ICP and Cerebral perfusion pressure
- Keep ICP < 20 mmHg
- Maintain CPP:
| < 2 years | > 45-50 mmHg |
| 2-10 years | > 50-60 mmHg |
| 10-16 years | > 60-65 mmHg |
| > 16 years (adult) | > 70 mmHg |
Indications of ICP monitoring: These are suggestions only
- Severe TBI GCS < 8 with abnormal admission head CT (haematoma, contusion, cerebral oedema and/or compressed brain cisterns).
- Severe TBI GCS < 8 with normal admission head CT if two of the following features
- motor posturing
- systemic hypotension
- certain patients in whom serial neurological examination is precluded by sedation, NMB or anaesthesia.A physician may choose to monitor ICP in certain patients in whom serial neurological examination is precluded by sedation, NMB or anaesthesia.
- conscious patients with traumatic mass lesions suggestive of a risk of neurological deterioration (diffuse cerebral oedema or temporal lobe contusion on CT) may be monitored based on the opinion of the treating physician.
Maintenance of Normal CPP
Cerebral perfusion pressure = Mean Arterial Pressure - ICP
- CPP should be corrected whenCPP < the set age appropriate number for 5 min
- CPP < 10 mmHG below the set age appropriate number for any length of time
Give volume if low CVP or clinically indicated
Start on noradrenaline infusion
Treating raised ICP
Is there an easily correctable or transient cause?
- Hypercabia
- Hypoxia
- Hyperthermia
- Inadequate sedation/ analgesia
- Suctioning
These should be excluded and corrected before proceeding with further treatment.
Management of Increased ICP
- Consider repeat head CT to rule out space occupying lesion.
- Add neuromuscular blocking agent if not already used.
- Mannitol 0.25 g/kg IV (20%) over 20min. repeat to max 0.5 gm/kg q 6hr as needed. Hold if measured serum osmolality is > 320 mosm/L.
- Give 10 ml /kg of crystalloids ( 0.9% NaCl or Hartman) concomitant with mannitol.
- 2.9 % saline infusion 0.1 to 1 ml/kg/hr as a sliding scale. The minimum needed to maintain ICP < 20 mmHg should be used.
- Rapid changes in serum sodium should be avoided (< 10 mmol/L/day)
- Thiopentone therapy
- bolus dose of 3-5 mg/kg
- then IVI maintenance to maintain ICP, or burst supression on EEG (typically 1 - 5 mg/kg/hr).
- Carefull BP monitoring and cardiac output during Thiopentone infusion.
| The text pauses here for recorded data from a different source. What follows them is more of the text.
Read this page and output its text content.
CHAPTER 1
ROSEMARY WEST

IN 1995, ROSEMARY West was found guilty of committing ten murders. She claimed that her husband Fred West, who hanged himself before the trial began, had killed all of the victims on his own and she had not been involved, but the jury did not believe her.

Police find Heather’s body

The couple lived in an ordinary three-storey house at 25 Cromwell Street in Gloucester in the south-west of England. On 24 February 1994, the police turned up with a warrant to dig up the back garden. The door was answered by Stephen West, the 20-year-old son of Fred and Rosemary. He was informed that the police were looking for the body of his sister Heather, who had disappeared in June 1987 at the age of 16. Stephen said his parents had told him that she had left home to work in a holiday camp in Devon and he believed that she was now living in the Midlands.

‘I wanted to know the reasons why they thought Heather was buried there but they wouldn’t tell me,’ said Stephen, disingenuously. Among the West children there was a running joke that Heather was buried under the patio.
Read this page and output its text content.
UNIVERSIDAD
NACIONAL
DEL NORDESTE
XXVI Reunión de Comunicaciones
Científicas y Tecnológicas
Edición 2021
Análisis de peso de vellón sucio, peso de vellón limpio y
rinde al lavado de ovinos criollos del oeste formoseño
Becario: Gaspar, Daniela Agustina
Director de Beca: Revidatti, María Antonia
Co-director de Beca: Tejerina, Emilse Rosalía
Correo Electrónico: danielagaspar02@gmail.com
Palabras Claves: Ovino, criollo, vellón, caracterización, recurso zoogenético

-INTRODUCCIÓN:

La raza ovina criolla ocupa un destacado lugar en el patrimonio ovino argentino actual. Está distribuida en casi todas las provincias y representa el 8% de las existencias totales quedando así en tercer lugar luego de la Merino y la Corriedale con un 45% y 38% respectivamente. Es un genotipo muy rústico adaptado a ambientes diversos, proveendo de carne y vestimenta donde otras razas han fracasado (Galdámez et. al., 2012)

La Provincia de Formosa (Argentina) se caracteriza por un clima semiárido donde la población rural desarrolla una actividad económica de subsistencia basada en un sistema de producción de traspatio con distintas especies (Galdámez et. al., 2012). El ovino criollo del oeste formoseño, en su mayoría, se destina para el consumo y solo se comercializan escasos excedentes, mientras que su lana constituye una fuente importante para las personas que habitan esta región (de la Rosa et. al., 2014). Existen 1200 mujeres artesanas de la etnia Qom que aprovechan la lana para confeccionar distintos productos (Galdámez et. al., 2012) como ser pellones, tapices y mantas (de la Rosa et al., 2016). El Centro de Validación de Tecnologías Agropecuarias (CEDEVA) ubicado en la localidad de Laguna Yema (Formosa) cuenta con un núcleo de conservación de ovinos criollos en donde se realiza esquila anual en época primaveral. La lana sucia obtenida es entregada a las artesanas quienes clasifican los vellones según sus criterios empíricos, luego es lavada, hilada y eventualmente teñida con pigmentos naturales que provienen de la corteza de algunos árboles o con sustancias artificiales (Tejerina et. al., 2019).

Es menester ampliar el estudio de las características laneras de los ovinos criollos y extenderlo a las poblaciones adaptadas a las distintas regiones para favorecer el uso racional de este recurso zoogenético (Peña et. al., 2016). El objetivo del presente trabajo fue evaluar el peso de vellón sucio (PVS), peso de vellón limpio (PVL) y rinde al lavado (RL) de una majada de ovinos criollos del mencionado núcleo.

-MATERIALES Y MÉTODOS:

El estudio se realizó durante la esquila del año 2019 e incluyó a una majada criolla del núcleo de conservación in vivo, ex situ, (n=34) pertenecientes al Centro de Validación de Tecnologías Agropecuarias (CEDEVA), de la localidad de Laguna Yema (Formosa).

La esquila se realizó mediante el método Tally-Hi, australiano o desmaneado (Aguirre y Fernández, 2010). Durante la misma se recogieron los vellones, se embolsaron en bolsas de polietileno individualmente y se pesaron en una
- Should aim to wean thiopentone once ICP controlled for 24 hours.
This is intended as a guide only. In some cases, it may be appropriate to tolerate higher ICP and maintain appropriate CPP rather than starting on thiopentone.
General Managment:
- Head of bed elevated 30 degrees and head in midline
- ABGs, U&E, and osmolality 6 hourly, or more frequent, as long as cerebral oedema and ICP are been treated.
- Aim to keep PaCO2 between 4.5- 5 kPa (33- 37 mmHg) on ABG
- Ranitidine IV 1 mg/kg 8 hourly until feed is established
- Early enteral feed
- TED stocking if age appropriate size is available
- Allow patient to re-warm passively if patient is hypothermic on admission to PICU.
- Maintain core temperature between 36.5 and 37 degrees C.
- Ensure a loading dose of phenytoin (20 mg/kg IV) has been given then 2 mg/kg (max 100mg) IV q 6hour after discussion with the PICU consultant in charge.
Fluid Management
- Use 0.9% saline for maintenance regardless of age or serum sodium.
- If hypoglycemic ( SG < 3.5 mmol/L) then change to 5% dextrose/ 0.9% saline
- Fluid balance in the first 72 hours may be maintained positive to keep appropriate CPP.
- There are some evidence to suggest that patient with higher serum sodium concentration has lower ICP, therfore serum soduim should be maintained above 140 mml/l during active ICP management.
- This could be achieved by either adding Na to NG feed if patient on full feed or 2.9 % saline infusion over 1 hour. (140-Na x 0.6x wt kg = mmol of Na. 1 ml 2.9% saline = 0.5 mmol of Na).
Suctioning
- Ensure adequate sedation and analgesia
- 100% O2 for 5 min prior to suctioning
- Give Fentanyl 2 micrograms/kg IV prior to suctioning
- If ICP> 20 mmHg for >5 min. or > 25 mmHg for any length of time despite the previous measures.
- Give Intra Tracheal Lignocaine 1% 0.15ml/kg prior to suctioning.
- If ICP> 20 mmHg for >5 min or > 25 mmHg for any length of time due to coughing with inter tracheal Lignocaine and /or suctioning then consider short acting neuromuscular blocker prior to each suctioning.